Po "mniejszych" wyjazdach na mecze przeciwko Interowi, Heerenveen i Portsmouth, przyszła pora na organizację wyprawy w większym gronie. Celem tejże było obejrzenie spotkania Milan–Fiorentina. Spotkanie to zapowiadało się ciekawie z kilku względów: przed mediolańską publicznością zadebiutować miał David Beckham, na San Siro powracał niechciany wcześniej Alberto Gilardino i wreszcie – mógł to być ostatni mecz w czerwono-czarnych barwach Ricardo Kaki.

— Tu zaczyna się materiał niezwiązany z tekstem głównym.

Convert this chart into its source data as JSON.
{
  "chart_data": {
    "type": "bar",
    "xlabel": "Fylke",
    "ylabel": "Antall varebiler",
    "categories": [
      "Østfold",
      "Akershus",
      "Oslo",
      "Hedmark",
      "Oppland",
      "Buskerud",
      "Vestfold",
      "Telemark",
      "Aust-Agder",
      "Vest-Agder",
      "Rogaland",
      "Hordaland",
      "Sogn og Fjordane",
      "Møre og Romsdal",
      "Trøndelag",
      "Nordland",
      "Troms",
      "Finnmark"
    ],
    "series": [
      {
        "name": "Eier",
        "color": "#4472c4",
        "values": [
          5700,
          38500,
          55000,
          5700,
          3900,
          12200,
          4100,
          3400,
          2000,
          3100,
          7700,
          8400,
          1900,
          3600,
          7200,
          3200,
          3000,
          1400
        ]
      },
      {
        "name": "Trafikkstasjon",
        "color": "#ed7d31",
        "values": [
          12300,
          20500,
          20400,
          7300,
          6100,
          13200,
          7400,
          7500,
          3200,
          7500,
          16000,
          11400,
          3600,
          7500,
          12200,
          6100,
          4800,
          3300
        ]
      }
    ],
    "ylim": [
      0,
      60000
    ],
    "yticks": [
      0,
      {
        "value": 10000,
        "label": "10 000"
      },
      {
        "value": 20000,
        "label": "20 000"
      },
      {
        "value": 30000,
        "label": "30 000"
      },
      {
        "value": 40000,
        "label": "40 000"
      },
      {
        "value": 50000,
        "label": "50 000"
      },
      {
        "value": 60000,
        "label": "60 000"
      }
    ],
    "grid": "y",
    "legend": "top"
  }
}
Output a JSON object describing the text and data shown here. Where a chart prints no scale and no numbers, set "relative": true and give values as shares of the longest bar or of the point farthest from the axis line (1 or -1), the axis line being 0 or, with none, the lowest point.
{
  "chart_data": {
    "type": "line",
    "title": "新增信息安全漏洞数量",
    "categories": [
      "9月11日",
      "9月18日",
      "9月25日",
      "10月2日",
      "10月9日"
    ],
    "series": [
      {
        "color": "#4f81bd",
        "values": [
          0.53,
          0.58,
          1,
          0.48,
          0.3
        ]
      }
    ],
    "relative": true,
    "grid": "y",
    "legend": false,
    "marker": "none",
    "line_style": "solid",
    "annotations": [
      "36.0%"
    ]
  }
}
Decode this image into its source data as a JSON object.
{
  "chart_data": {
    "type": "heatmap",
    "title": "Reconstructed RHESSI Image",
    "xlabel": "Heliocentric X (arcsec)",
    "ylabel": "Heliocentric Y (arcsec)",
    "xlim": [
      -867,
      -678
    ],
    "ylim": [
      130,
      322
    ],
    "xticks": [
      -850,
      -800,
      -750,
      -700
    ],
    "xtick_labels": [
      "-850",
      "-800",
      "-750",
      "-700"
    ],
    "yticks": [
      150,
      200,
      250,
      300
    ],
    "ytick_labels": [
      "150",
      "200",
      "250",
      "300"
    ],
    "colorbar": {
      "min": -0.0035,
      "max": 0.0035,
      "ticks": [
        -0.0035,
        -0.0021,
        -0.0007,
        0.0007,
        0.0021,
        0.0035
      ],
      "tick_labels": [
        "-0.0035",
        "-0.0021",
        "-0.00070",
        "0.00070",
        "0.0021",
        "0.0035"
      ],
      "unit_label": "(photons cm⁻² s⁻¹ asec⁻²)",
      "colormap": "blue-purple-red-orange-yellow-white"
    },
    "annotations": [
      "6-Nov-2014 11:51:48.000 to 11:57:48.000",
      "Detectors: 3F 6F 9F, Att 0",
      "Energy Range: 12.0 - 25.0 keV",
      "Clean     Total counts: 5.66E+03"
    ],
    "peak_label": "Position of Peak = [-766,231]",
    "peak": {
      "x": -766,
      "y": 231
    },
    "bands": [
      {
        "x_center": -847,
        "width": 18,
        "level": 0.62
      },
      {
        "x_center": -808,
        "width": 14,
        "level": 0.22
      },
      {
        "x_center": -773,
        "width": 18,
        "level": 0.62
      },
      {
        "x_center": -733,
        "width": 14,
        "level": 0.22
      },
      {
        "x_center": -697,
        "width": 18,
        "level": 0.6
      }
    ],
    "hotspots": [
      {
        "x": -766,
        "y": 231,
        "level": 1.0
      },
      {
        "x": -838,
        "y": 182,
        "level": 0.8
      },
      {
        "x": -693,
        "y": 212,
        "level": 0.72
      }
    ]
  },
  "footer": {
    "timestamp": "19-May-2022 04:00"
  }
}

Zainteresowanie wyjazdem przewyższyło pulę dostępnych biletów, ale dzięki staraniom Zarządu MCP, uzyskaliśmy dodatkowe wejściówki i każdy, kto chciał pojechać do Mediolanu, mógł to uczynić. Ostatecznie w wyjeździe wzięły udział 43 osoby. Tym razem miejscem zbiórki wyjazdowiczów był dworzec PKP we Wrocławiu, choć z powodu otrzymania niezbyt precyzyjnych informacji od firmy przewozowej, dla wielu Milanistów dotarcie do tego celu było niemałą przygodą. Na szczęście wszyscy, oprócz autokaru, dotarli na czas :-)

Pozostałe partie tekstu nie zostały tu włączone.